Meno crescita, 1,3% quest’anno rispetto all’1,6 previsto a dicembre, e 1,4% il prossimo. Blocco del deficit all’1,1% con la riserva di disinnescare la clausola di salvaguardia da 15 miliardi nella prossima legge di Bilancio e portare il rapporto all’1,8%. Come informalmente concordato proprio negli ultimi giorni con Bruxelles dopo un braccio di ferro di mesi e i ripetuti “no” Ue. Questi i punti del Documento di economia e finanza(Def) ieri sera al centro di un vertice a Palazzo Chigi tra Renzi e Padoan che sarà varato oggi pomeriggio dal governo. Con i numeri che potrebbero lievemente variare fino all’ultimo.
Subito dopo, tra fine mese e maggio, un decreto per imprese e crescita per dare fiato all’economia: il provvedimento che, secondo Padoan dovrebbe dare un impulso dello 0,2% al Pil, prevede un azzeramento della tassa sui capital gain per chi investe in piccole e medie imprese, l’introduzione di conti-titoli mirati per favorire gli investimenti nelle non quotate con sconti fiscali sul modello dei venture capital trust e rafforzamento degli sgravi sugli utili reinvestiti.
Nodo delle ultime ore resta il livello dell’inflazione nel Def: dovrebbe raggiungere lo 0,7-0,8 totalizzando una crescita del Pil nominale intorno al 2%. Previsione che metterebbe al riparo la diminuzione del debito che si calcola in relazione al Pil nominale (cioè inflazione compresa). Nei giorni scorsi l’Ufficio parlamentare di bilancio (Upb) aveva suggerito al governo di non eccedere con il tasso d’inflazione visto il calo dei prezzi di materie prime e petrolio.
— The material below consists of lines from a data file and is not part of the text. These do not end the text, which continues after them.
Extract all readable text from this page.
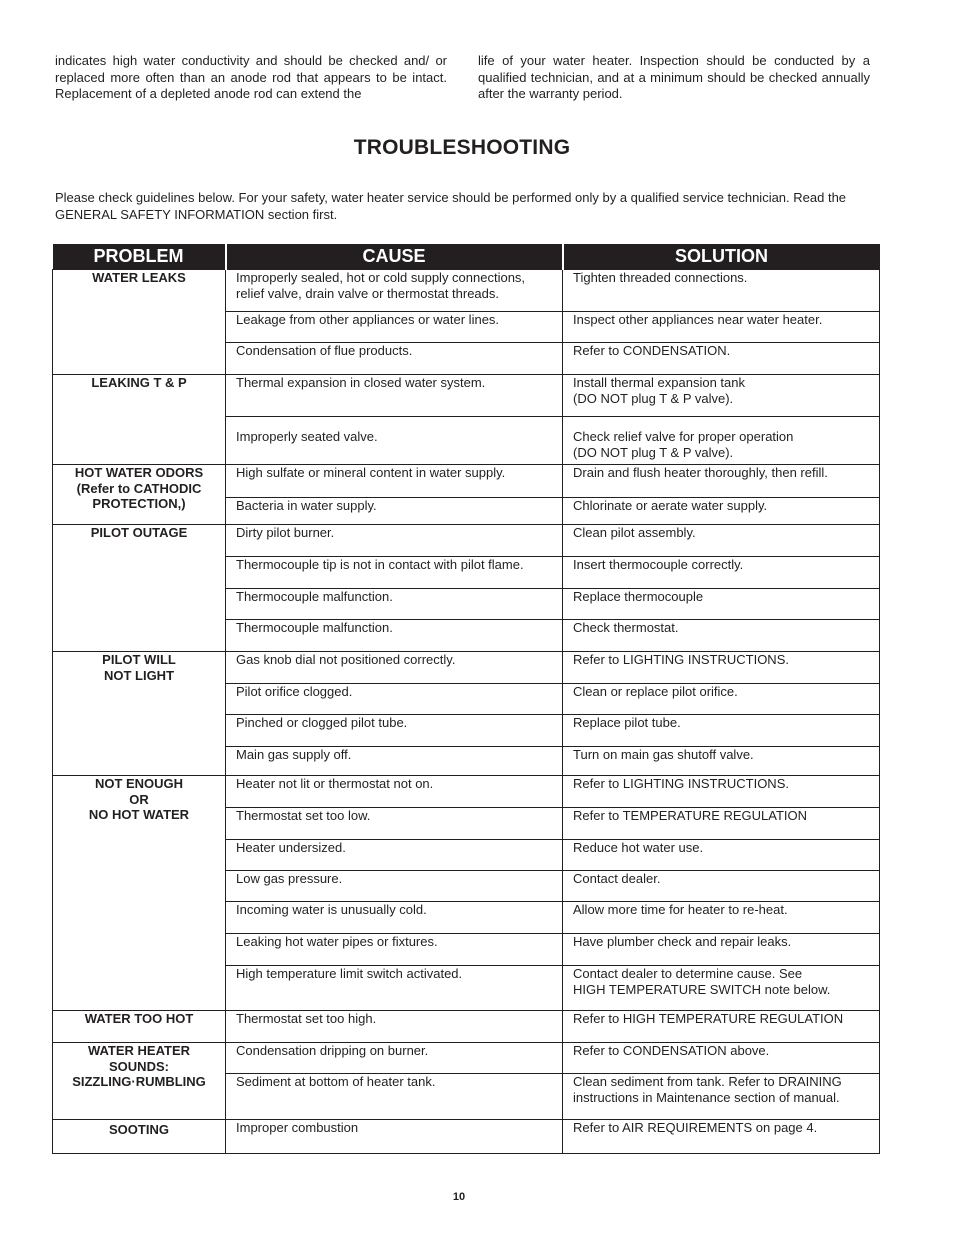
indicates high water conductivity and should be checked and/ or replaced more often than an anode rod that appears to be intact. Replacement of a depleted anode rod can extend the
life of your water heater. Inspection should be conducted by a qualified technician, and at a minimum should be checked annually after the warranty period.
TROUBLESHOOTING
Please check guidelines below. For your safety, water heater service should be performed only by a qualified service technician. Read the GENERAL SAFETY INFORMATION section first.
PROBLEM	CAUSE	SOLUTION
WATER LEAKS	Improperly sealed, hot or cold supply connections, relief valve, drain valve or thermostat threads.	Tighten threaded connections.
	Leakage from other appliances or water lines.	Inspect other appliances near water heater.
	Condensation of flue products.	Refer to CONDENSATION.
LEAKING T & P	Thermal expansion in closed water system.	Install thermal expansion tank
(DO NOT plug T & P valve).
	Improperly seated valve.	Check relief valve for proper operation
(DO NOT plug T & P valve).
HOT WATER ODORS
(Refer to CATHODIC
PROTECTION,)	High sulfate or mineral content in water supply.	Drain and flush heater thoroughly, then refill.
	Bacteria in water supply.	Chlorinate or aerate water supply.
PILOT OUTAGE	Dirty pilot burner.	Clean pilot assembly.
	Thermocouple tip is not in contact with pilot flame.	Insert thermocouple correctly.
	Thermocouple malfunction.	Replace thermocouple
	Thermocouple malfunction.	Check thermostat.
PILOT WILL
NOT LIGHT	Gas knob dial not positioned correctly.	Refer to LIGHTING INSTRUCTIONS.
	Pilot orifice clogged.	Clean or replace pilot orifice.
	Pinched or clogged pilot tube.	Replace pilot tube.
	Main gas supply off.	Turn on main gas shutoff valve.
NOT ENOUGH
OR
NO HOT WATER	Heater not lit or thermostat not on.	Refer to LIGHTING INSTRUCTIONS.
	Thermostat set too low.	Refer to TEMPERATURE REGULATION
	Heater undersized.	Reduce hot water use.
	Low gas pressure.	Contact dealer.
	Incoming water is unusually cold.	Allow more time for heater to re-heat.
	Leaking hot water pipes or fixtures.	Have plumber check and repair leaks.
	High temperature limit switch activated.	Contact dealer to determine cause. See
HIGH TEMPERATURE SWITCH note below.
WATER TOO HOT	Thermostat set too high.	Refer to HIGH TEMPERATURE REGULATION
WATER HEATER
SOUNDS:
SIZZLING·RUMBLING	Condensation dripping on burner.	Refer to CONDENSATION above.
	Sediment at bottom of heater tank.	Clean sediment from tank. Refer to DRAINING
instructions in Maintenance section of manual.
SOOTING	Improper combustion	Refer to AIR REQUIREMENTS on page 4.
10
Ieri anche il governatore di Bankitalia Visco ha osservato che in molti contratti di lavoro c’è una clausola anti-aumenti che prevede riduzioni dei salari in caso di ulteriore calo di inflazione. Una pratica «generalizzata» che porterebbe ad un «significativo calo dei salari riflettendosi sulla dinamica dell’inflazione».
Sul piano dei conti pubblici, in virtù dell’accordo informale raggiunto con Bruxelles nelle scorse settimane, l’Italia potrà chiudere il 2016 con un deficit al 2,3% del Pil, numero che comparirà nel Def di oggi e che sarà centrato grazie all’aggiustamento amministrativo previsto per l’assestamento di bilancio di giugno da circa 2 miliardi pari a un decimale di disavanzo.
E nelle scorse ore lo staff di Padoan ha anche chiuso con Bruxelles l’accordo informale sul 2017 inseguito da mesi. Roma il prossimo anno dovrebbe abbassare il deficit all’1,1% con una manovra monstre da 19 miliardi. Dopo lunghissimi negoziati, l’intesa informale prevede una flessibilità dello 0,7%, pari a 11 miliardi con il risanamento che potrà fermarsi all’1,8%. Secondo le regole Ue, la flessibilità può essere data per un solo anno (e l’Italia nel 2016 ne ha portata a casa 0,9%, 14,5 miliardi) e dunque l’anno prossimo lo sconto non sarà accordato grazie a riforme e investimenti, ma riconoscendo una serie di circostanze eccezionali (come migranti e sicurezza) e probabilmente con una revisione di alcuni parametri tecnici come il calcolo della crescita potenziale (output gap), che secondo l’Upb vale lo 0,15%.
Ad ogni modo l’1,8% concordato per il 2017 in quanto frutto di una intesa informale non dovrebbe comparire nel Def, dove dovrebbe restare un deficit programmatico all’1,1%, ma l’accordo con la Ue garantirà il via libera alla manovra 2’16 a maggio, quando la Commissione si pronuncerà definitivamente sui conti italiani. Dopo non si esclude che Renzi riapra l’intesa, chiedendo ulteriori decimali di flessibilità in modo da poter disinnescare 15 miliardi di clausole sull’Iva e tagliare le tasse. Insieme al Def oggi passerà anche il Pro- gramma nazionale di riforma (Pnr), entrambi da notificare a Bruxelles. Il documento parla di una spending review di 2,7 miliardi nel 2017, 2,1 nel 2017 e 2,8 nel 2018. C’è poi l’impegno a privatizzare Fs, Enav e altre società pubbliche per un valore dello 0,5% del Pil annuo nel triennio 2016-2018 e dello 0,3% nel 2019.